From the Huffington Post:
On Sept. 3, 2010, the Yale Political Union debated "Resolved: The Yale Class of 2014 should and will receive social security benefits" with National Commissioner of Social Security, Michael Astrue. This post contains speeches made by members of the Yale Political Union following Mr. Astrue's opening speech. Mr. Astrue stood on the Affirmative side of the resolution.

Sep 18, 2010

Does This Mean Anything?



This is from the National Academy of Social Insurance (NASI). I would not jump to the conclusion that there is a connection between these two lines. In fact, I think there probably is no connection but it is an interesting chart.
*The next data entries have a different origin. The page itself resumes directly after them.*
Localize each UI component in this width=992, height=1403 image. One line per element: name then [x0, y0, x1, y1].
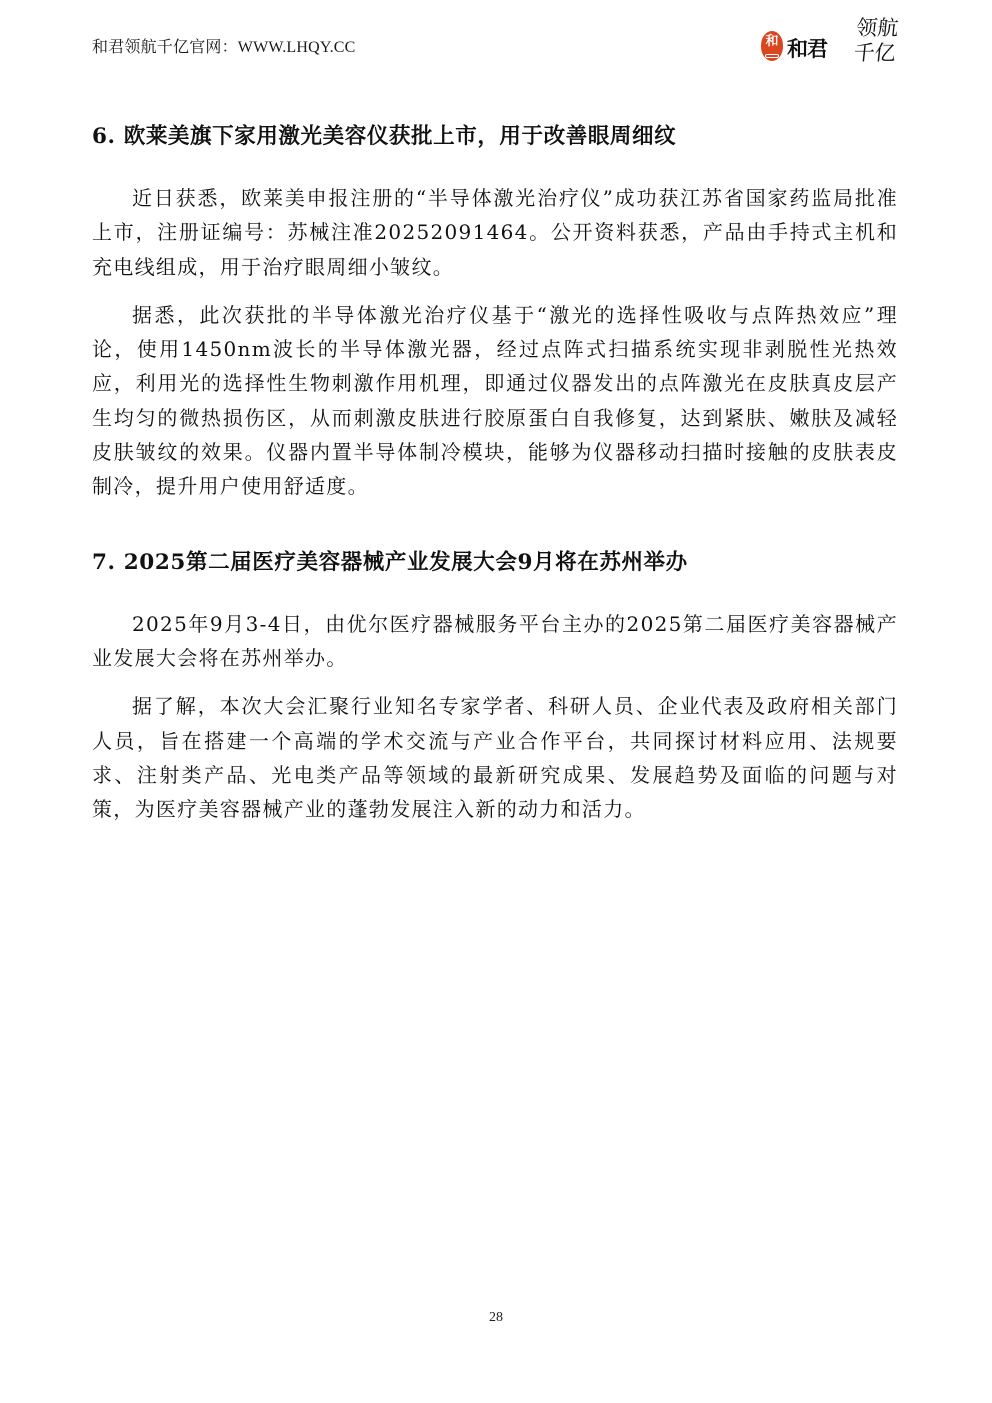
paragraph: 近日获悉，欧莱美申报注册的“半导体激光治疗仪”成功获江苏省国家药监局批准上市，注册证编号：苏械注准20252091464。公开资料获悉，产品由手持式主机和充电线组成，用于治疗眼周细小皱纹。 [92, 186, 898, 279]
page-header [0, 0, 992, 90]
paragraph: 2025年9月3-4日，由优尔医疗器械服务平台主办的2025第二届医疗美容器械产业发展大会将在苏州举办。 [92, 611, 898, 670]
document-body [92, 118, 898, 840]
page-number: 28 [489, 1310, 503, 1325]
logo-slogan-line1: 领航 [855, 16, 900, 40]
hejun-logo [758, 16, 908, 72]
site-url-label: 和君领航千亿官网：WWW.LHQY.CC [92, 39, 356, 56]
section-7 [92, 544, 898, 827]
section-6 [92, 118, 898, 504]
section-body [92, 181, 898, 504]
seal-char: 和 [765, 34, 779, 49]
logo-brand-text: 和君 [787, 37, 827, 61]
seal-icon [761, 31, 783, 61]
section-heading: 7. 2025第二届医疗美容器械产业发展大会9月将在苏州举办 [92, 549, 688, 575]
paragraph: 据悉，此次获批的半导体激光治疗仪基于“激光的选择性吸收与点阵热效应”理论，使用1450nm波长的半导体激光器，经过点阵式扫描系统实现非剥脱性光热效应，利用光的选择性生物刺激作用机理，即通过仪器发出的点阵激光在皮肤真皮层产生均匀的微热损伤区，从而刺激皮肤进行胶原蛋白自我修复，达到紧肤、嫩肤及减轻皮肤皱纹的效果。仪器内置半导体制冷模块，能够为仪器移动扫描时接触的皮肤表皮制冷，提升用户使用舒适度。 [92, 302, 898, 499]
logo-slogan [852, 16, 907, 66]
seal-banner-icon [765, 54, 779, 58]
section-body [92, 607, 898, 827]
logo-slogan-line2: 千亿 [852, 41, 897, 65]
section-heading: 6. 欧莱美旗下家用激光美容仪获批上市，用于改善眼周细纹 [92, 124, 677, 149]
paragraph: 据了解，本次大会汇聚行业知名专家学者、科研人员、企业代表及政府相关部门人员，旨在搭建一个高端的学术交流与产业合作平台，共同探讨材料应用、法规要求、注射类产品、光电类产品等领域的最新研究成果、发展趋势及面临的问题与对策，为医疗美容器械产业的蓬勃发展注入新的动力和活力。 [92, 694, 898, 822]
Cutting Benefits For The Wealthy Won't Help

From Dean Baker writing at Firedoglake (emphasis added):
According to stories based on leaks from the [Deficit Reduction] commission, it is considering a plan to raise Social Security benefits for the lowest income beneficiaries. This is a great idea, since many of the elderly live at, or only slightly above, the poverty line. A modest increase in benefits would make a big difference in their standard of living.

However, the geniuses on the commission want to pay for this benefit increase by cutting the benefits of the “affluent” elderly. The problem with this plan is that there are very few genuinely affluent elderly and their benefits are not much higher than the benefits of normal people.

While we can raise lots of money by taxing the richest 1 percent of the population, since they earn such a disproportionate share of the country’s income, we cannot save much money by cutting their benefits. When billionaire investment banker Peter Peterson tells audiences that he doesn’t need his Social Security benefit, he is only putting $40,000 a year at stake. We can zero out the benefit for Peterson and his wealthy friends and not have to change a single number in the Social Security publications since the difference would be within rounding error.

In order to get any substantial sum of money to increase benefits for low-income elderly and to eliminate the long-term projected shortfall, it will be necessary to cut benefits for people who earned $35,000 -$40,000 a year during their working lifetime. This means cutting benefits for people who worked as schoolteachers, construction workers, factory workers and other very middle class or working class jobs.